Director of Engagement in the Arts, Education and Law Group at Griffith, Professor Donna Pendergast said the aim was for the school and university to work collaboratively.

Director of Engagement in Arts, Education and Law Group, Professor Donna Pendergast

Director of Engagement in Arts, Education and Law Group, Professor Donna Pendergast

“We’ve established a research advisory group comprised of Griffith University and Ohana College representatives alongside key experts from the field, and together we’ll decide on priorities and research directions,” Professor Pendergast said.

“There’s a very strong focus on well-being but also on student engagement and providing the right kind of support and opportunities to develop health-enabling behaviours.

“We have a series of suites within the Ohana campus for our health and education researchers and students where members of the school community will engage directly and authentically.

“It’s a very unique and impressive collaboration.”

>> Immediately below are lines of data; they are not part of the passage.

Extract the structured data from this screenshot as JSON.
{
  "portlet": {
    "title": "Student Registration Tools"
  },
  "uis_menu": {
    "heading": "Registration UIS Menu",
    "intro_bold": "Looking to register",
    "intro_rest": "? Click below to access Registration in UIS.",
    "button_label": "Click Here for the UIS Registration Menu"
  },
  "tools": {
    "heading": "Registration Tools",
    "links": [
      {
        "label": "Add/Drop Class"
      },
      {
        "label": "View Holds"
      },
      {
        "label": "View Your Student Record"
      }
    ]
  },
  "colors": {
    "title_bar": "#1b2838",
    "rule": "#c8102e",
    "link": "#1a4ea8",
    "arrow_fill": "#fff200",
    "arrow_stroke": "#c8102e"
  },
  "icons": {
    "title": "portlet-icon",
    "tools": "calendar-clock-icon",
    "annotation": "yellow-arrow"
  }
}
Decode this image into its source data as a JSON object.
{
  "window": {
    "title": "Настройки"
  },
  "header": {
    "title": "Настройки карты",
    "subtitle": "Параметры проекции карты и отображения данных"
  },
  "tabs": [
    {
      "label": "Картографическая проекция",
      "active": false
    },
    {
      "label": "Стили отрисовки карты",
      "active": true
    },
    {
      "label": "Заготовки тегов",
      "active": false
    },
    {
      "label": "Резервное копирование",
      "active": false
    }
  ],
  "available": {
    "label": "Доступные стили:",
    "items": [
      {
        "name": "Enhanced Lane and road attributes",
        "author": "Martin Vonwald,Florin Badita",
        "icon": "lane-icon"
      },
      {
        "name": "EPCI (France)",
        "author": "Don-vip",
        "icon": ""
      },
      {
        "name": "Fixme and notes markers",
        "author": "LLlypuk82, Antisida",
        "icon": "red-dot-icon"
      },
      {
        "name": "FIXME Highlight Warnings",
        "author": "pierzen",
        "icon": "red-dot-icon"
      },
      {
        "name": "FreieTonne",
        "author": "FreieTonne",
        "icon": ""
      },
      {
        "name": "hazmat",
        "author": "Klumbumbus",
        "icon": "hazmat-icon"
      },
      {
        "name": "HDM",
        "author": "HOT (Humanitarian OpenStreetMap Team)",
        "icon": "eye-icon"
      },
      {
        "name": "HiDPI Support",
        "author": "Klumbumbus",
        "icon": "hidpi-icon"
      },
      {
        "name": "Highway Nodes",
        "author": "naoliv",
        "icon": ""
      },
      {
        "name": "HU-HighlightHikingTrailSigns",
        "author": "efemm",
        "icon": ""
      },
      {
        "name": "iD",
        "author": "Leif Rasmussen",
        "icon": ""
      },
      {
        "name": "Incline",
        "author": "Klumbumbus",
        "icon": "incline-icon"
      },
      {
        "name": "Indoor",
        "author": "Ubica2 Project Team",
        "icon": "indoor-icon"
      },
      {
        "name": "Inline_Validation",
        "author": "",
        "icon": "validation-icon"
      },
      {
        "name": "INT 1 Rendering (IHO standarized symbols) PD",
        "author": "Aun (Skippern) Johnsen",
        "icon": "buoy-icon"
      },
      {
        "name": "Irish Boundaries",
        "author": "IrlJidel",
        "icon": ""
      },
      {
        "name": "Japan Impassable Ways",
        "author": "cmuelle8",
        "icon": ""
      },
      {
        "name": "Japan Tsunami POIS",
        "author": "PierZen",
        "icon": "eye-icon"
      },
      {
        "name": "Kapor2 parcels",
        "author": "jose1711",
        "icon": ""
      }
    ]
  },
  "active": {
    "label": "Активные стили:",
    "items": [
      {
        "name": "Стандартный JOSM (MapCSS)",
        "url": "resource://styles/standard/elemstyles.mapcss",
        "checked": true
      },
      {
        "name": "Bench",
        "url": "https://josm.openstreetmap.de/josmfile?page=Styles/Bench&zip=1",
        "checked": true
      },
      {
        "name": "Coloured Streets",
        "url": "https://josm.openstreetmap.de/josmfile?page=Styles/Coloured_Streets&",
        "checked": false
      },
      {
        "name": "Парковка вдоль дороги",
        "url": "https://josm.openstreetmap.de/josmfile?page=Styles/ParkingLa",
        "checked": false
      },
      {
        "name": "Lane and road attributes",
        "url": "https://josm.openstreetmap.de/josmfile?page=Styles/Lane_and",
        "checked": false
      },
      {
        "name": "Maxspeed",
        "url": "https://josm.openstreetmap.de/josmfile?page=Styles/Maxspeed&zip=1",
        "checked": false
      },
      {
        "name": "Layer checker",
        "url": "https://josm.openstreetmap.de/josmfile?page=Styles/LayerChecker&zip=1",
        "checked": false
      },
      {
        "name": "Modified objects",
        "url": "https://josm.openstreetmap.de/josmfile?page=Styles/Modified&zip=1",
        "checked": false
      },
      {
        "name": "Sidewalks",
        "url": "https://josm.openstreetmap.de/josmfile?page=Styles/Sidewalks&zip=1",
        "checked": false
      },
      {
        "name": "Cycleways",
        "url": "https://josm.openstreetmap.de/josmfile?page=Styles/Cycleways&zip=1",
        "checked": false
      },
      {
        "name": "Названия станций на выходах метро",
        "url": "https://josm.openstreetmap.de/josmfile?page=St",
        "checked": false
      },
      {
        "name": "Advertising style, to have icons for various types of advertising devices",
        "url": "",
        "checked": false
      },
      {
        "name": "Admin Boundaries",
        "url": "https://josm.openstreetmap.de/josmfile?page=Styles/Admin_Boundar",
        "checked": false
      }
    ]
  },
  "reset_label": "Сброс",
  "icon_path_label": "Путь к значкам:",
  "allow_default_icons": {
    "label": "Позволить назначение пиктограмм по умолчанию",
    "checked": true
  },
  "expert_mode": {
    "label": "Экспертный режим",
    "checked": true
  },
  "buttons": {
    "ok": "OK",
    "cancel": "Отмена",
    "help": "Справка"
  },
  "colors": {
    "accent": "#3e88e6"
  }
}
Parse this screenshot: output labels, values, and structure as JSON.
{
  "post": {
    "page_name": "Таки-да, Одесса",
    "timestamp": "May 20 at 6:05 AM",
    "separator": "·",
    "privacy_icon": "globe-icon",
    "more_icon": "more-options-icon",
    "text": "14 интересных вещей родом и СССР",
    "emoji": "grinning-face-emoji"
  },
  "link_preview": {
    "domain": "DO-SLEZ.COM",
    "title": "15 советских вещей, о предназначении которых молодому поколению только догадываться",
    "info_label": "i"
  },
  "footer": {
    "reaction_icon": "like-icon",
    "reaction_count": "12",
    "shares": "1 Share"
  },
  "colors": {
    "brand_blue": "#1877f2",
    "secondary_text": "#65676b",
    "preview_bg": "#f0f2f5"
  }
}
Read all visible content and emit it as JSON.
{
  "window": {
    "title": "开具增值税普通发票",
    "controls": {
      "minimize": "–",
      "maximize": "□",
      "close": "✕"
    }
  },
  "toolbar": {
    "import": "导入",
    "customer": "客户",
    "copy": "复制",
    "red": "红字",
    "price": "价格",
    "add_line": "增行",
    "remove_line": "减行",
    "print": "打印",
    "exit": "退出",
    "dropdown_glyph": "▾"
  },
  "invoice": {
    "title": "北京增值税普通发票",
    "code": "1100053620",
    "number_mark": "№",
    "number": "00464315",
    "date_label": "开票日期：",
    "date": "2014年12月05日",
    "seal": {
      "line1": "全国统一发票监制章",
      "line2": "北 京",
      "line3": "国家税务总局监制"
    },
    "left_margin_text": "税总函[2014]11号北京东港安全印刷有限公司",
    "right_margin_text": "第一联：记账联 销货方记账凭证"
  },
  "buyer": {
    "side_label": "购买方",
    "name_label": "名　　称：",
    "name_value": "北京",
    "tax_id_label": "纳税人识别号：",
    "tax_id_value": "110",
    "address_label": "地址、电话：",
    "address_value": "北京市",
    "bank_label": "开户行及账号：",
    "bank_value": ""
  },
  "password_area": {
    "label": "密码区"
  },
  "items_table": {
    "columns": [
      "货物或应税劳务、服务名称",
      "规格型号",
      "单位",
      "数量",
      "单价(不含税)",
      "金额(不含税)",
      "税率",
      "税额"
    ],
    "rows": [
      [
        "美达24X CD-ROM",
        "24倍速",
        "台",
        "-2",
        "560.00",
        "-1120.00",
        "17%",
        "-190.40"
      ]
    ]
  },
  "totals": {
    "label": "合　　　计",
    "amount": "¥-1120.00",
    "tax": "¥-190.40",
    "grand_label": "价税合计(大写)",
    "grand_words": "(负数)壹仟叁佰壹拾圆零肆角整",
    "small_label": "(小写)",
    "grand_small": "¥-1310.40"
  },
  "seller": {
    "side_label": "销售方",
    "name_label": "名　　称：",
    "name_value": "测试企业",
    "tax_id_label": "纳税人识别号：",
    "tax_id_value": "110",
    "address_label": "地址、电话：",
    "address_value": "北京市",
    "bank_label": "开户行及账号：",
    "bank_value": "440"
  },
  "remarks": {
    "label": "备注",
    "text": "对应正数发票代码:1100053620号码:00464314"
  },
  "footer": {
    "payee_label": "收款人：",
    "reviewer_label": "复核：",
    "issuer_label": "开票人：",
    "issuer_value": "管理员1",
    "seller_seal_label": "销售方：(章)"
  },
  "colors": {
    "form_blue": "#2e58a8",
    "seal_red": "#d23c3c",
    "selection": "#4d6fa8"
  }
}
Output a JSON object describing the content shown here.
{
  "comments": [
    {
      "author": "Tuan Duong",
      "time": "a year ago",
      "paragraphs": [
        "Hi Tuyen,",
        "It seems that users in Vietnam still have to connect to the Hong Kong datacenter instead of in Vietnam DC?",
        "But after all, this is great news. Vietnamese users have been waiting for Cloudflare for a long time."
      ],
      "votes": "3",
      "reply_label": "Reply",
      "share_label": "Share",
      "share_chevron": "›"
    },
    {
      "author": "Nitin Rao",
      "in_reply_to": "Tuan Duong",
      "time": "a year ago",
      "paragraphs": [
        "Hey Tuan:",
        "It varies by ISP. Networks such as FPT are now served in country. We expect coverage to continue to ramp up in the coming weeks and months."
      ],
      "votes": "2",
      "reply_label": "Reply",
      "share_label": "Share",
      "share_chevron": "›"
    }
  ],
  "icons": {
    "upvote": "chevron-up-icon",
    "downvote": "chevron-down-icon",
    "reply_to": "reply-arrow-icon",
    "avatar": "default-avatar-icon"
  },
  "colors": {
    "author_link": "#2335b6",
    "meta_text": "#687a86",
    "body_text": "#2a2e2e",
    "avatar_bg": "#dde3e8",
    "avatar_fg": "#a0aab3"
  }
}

The partnership will also look to develop alternative pathways for students who may wish to continue onto university, as the college does not participate in the ATAR system but is committed to student success beyond the school gates.

“The institution actively supports students in their transition to further education, employment, or vocational training, ensuring they are well-prepared for their future endeavours,” Ms Lynham said.

“We believe in providing equal opportunities for all students in an inclusive community where they can thrive academically and personally regardless of their socio-economic background or circumstances.”